Drug Enforcement Administration (DEA) Assistant Special Agent in Charge Gordon Taylor and United States Attorney McGregor W. Scott, announced the arrest of Gustavo BANUELOS, 47, Eduardo ROSILLO, 27, both of Modesto and Samuel NUNGARAY, 23, of Manteca, and the service of two (2) federal search warrants related to the investigation. As a result of this investigation law enforcement seized approximately 7 pounds regular cocaine, 1 ½ pounds flavored cocaine, over 2 ½ pounds suspected methamphetamine, and 5 weapons. Some of the seized cocaine includes flavors such as strawberry, lemon, coconut and cinnamon. The arrest and search warrants were served without incident. The street value of the cocaine seized in this investigation is estimated to be approximately $272,400.“Attempting to lure new, younger customers to a dangerous drug by adding candy ‘flavors’ is an unconscionable marketing technique. Cocaine is cocaine and jail time is jail time, no matter how you flavor it,” stated DEA Assistant Special Agent in Charge Gordon Taylor.This investigation began approximately 10 months ago, when agents received information that Gustavo BANUELOS was distributing large amounts of cocaine and methamphetamine in the Modesto area. That same month, an undercover agent was introduced to BANUELOS at a bar in Modesto for the purpose of purchasing cocaine. During the course of this investigation, agents conducted more than 6 undercover purchases of cocaine, totaling over 4 pounds. Approximately 7 ounces of the purchased cocaine was flavored either with strawberry, lemon, coconut or cinnamon.According to the affidavit, the undercover agent would contact BANUELOS directly to arrange for the purchase of either regular cocaine and/or flavored cocaine. BANUELOS would then meet with undercover agents at a local bar in Modesto to conduct the transaction. Flavors offered to the undercover varied depending on availability of the product. The price of regular cocaine ranged from approximately $600-$700 per ounce, while the flavored cocaine ranged from $1,100 - $1,400 per ounce. Court documents describe the “strawberry” flavored cocaine as pink in color, the “cinnamon” flavor an off-white/tan color, while the “coconut” flavored cocaine appeared to be a fine white powdery substance with a coconut-like odor.
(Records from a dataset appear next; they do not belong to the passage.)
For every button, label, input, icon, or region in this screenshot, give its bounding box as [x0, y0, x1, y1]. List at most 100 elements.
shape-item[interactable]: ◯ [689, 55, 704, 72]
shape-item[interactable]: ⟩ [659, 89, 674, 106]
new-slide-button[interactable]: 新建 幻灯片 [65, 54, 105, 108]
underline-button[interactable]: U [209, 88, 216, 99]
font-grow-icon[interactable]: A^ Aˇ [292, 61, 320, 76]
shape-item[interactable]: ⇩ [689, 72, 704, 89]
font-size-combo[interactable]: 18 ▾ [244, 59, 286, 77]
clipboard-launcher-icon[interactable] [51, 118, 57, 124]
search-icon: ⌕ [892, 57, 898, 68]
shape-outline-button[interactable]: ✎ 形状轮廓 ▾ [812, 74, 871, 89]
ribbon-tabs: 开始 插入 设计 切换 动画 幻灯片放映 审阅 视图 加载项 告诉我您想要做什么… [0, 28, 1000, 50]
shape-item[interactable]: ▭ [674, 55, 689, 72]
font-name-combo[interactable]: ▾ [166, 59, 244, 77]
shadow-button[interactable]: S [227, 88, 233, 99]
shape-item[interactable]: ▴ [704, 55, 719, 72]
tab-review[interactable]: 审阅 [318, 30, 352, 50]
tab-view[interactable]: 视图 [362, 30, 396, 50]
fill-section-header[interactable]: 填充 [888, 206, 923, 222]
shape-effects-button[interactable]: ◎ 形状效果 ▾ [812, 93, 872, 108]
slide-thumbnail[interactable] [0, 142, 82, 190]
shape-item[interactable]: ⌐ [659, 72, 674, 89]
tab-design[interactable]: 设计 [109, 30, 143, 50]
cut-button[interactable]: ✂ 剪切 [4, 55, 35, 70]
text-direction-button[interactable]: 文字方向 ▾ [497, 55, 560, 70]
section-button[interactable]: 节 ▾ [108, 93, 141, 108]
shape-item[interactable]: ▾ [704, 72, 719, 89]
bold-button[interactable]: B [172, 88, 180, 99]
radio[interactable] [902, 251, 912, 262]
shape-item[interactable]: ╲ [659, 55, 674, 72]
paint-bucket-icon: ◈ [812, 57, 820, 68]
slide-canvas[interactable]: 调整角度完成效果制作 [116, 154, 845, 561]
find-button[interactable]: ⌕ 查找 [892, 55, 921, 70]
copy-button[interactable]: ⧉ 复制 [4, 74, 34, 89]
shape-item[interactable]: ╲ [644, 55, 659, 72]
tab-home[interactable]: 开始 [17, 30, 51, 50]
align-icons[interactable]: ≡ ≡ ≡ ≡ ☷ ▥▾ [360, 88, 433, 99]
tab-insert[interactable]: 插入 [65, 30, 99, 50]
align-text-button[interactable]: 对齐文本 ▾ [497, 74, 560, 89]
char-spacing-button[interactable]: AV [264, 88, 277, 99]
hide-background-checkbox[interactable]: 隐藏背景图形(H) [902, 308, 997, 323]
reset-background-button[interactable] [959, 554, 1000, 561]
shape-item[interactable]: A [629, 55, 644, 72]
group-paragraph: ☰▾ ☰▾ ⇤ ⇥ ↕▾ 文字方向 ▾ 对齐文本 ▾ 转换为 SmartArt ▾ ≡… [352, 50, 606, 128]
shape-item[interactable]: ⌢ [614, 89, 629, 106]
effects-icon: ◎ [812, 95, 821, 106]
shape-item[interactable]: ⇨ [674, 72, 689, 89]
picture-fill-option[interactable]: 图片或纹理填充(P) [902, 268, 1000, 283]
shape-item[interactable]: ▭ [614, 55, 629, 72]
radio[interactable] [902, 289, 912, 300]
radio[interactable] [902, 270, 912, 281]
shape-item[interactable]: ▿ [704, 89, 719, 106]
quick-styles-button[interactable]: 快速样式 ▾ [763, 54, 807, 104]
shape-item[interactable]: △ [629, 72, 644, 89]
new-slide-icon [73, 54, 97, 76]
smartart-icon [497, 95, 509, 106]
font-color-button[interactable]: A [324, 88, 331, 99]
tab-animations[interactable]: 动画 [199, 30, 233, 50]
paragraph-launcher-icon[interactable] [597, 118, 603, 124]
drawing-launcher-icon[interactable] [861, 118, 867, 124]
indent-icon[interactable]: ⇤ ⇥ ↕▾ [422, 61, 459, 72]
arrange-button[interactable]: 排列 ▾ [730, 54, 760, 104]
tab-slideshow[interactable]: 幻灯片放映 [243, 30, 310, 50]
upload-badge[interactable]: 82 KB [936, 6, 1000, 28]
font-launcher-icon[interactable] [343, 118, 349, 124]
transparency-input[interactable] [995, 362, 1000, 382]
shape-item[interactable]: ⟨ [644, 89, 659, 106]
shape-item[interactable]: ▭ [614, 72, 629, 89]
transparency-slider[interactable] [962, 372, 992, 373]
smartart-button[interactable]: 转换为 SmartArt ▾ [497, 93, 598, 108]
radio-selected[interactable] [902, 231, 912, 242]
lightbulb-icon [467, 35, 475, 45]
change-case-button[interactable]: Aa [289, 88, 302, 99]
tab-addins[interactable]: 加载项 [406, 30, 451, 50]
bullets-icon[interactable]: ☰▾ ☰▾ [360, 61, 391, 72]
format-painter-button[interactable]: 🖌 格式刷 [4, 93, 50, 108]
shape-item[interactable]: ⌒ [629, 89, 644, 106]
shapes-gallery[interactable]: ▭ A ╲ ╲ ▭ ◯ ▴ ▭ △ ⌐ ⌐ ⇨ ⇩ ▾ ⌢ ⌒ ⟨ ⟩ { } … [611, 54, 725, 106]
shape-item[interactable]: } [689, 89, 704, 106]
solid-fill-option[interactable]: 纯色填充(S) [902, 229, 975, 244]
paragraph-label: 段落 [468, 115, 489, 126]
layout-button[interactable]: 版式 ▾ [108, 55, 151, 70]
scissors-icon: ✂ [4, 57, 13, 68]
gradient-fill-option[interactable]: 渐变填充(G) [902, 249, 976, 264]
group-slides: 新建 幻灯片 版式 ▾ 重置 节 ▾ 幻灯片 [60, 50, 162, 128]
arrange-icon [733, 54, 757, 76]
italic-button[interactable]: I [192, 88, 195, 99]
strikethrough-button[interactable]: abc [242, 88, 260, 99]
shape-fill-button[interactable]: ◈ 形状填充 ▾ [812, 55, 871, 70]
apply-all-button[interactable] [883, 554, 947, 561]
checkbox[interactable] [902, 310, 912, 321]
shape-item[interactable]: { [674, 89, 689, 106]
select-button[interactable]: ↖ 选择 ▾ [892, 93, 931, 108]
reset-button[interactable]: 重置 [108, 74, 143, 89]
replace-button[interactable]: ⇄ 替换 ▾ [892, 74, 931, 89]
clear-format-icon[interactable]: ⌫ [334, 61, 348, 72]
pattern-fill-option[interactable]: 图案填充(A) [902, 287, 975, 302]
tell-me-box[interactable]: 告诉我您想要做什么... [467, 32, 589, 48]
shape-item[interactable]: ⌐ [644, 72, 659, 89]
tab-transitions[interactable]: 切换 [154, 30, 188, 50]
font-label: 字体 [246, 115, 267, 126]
The investigation culminated on March 6, 2008, when BANUELOS agreed to meet with undercover agents at Vintage Faire Mall on Dale Rd., in Modesto. Law enforcement conducted surveillance of BANUELOS prior to his arrival at the meet location. Agents observed that BANUELOS was being followed in a separate vehicle by an individual subsequently identified as Samuel NUNGARAY. During the meeting BANUELOS delivered approximately 9 ounces lemon cocaine, 5 ½ ounces strawberry cocaine and over 1 ounce coconut cocaine to undercover agents. Law enforcement arrested BANUELOS and NUNGARAY without incident. Agents conducted a search of NUNGARAY’s vehicle subsequent to his arrest and seized approximately 1 ounce cocaine, a digital scale and a loaded .38 caliber semi-automatic pistol in the center console. According to court documents, NUNGARAY was acting as protection for BANUELOS during the drug transaction.Shortly thereafter agents served federal search warrants at BANUELOS’ residence located at 221 El Vista Avenue, Modesto and at the residence of his suspected source of supply, Eduardo ROSILLO, at 2205 Northridge Drive, Modesto. At BANUELOS’ residence law enforcement seized approximately 1 ounce of flavored cocaine, over 2 ½ pounds of suspected methamphetamine and one illegal sawed-off rifle. From ROSILLO’s residence law enforcement seized over 4 pounds cocaine from the kitchen, approximately 7 ½ ounces cocaine from a candy bowl on the kitchen counter and 2 ounces cocaine throughout the residence. Additionally, agents seized 3 guns to include a .45 caliber semi-automatic pistol, a .357 caliber revolver and a .32 caliber handgun. ROSILLO was arrested at that time without incident.